Data sparsity especially impacts vulnerable populations, such as migrant agricultural workers, indigenous communities and people experiencing homelessness. In particular, individuals experiencing unsheltered homelessness make up a growing proportion of the United States population. In areas where access to shelters or temporary housing is limited, individuals experiencing unsheltered homelessness may face higher levels of exposure to dangerous air pollution because of where they sleep and spend their day.
In collaboration with researchers from Case Western Reserve University and the Tulare County (California) Department of Health and Human Services, we worked to identify the sources of air pollution exposure faced by this community through a novel technique called local knowledge mapping. In this method, individual participants draw on a map where they live, work and spend their day. This paper base map is used to generate an electronic “activity space” for each participant.
By bringing this activity space together with localized data on the distribution of environmental conditions, we can estimate the exposure to air pollution experienced by an individual in the home, their workplace and broader community where they live. These techniques also offer a chance for individuals within the community to voice their own concerns about exposures within their neighborhood — allowing researchers to identify sources of harmful exposure that may otherwise be unrecognized.
We found that more than half of our unsheltered homeless participants spent their daytime hours within 1000 feet of a major roadway, and that the vast majority slept within 1000 feet of a registered stationary emitter — a facility, factory or commercial operation releasing PM2.5 or organic gas compounds.4 Using satellite-derived estimates of the PM2.5 levels from the year participants completed mapping, we were able to show that the annual mean exposure to PM2.5 experienced by our participants exceeded the national air quality standards.5 These relationships would not have been uncovered using conventional stationary monitor data.

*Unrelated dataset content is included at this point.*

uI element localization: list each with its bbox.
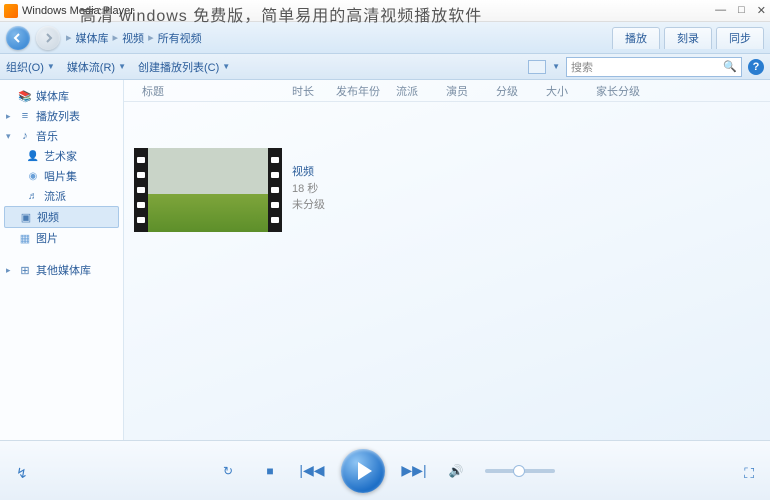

Our results have important implications, both for the health of individuals experiencing unsheltered homelessness, and for policy interventions that help individuals experiencing homelessness access housing.
Expanding on this work, our group is now working to utilize local knowledge mapping to quantify the air pollution exposure faced by agricultural workers within our community, and to link this exposure to respiratory health. The insight of individuals living and working within a community is an important part of the overall piece of the puzzle for researchers working to understand the harmful impacts of air pollution on lung health. Local knowledge mapping is an important tool to translate this insight for use in research and policy — improving the air where we live and breathe.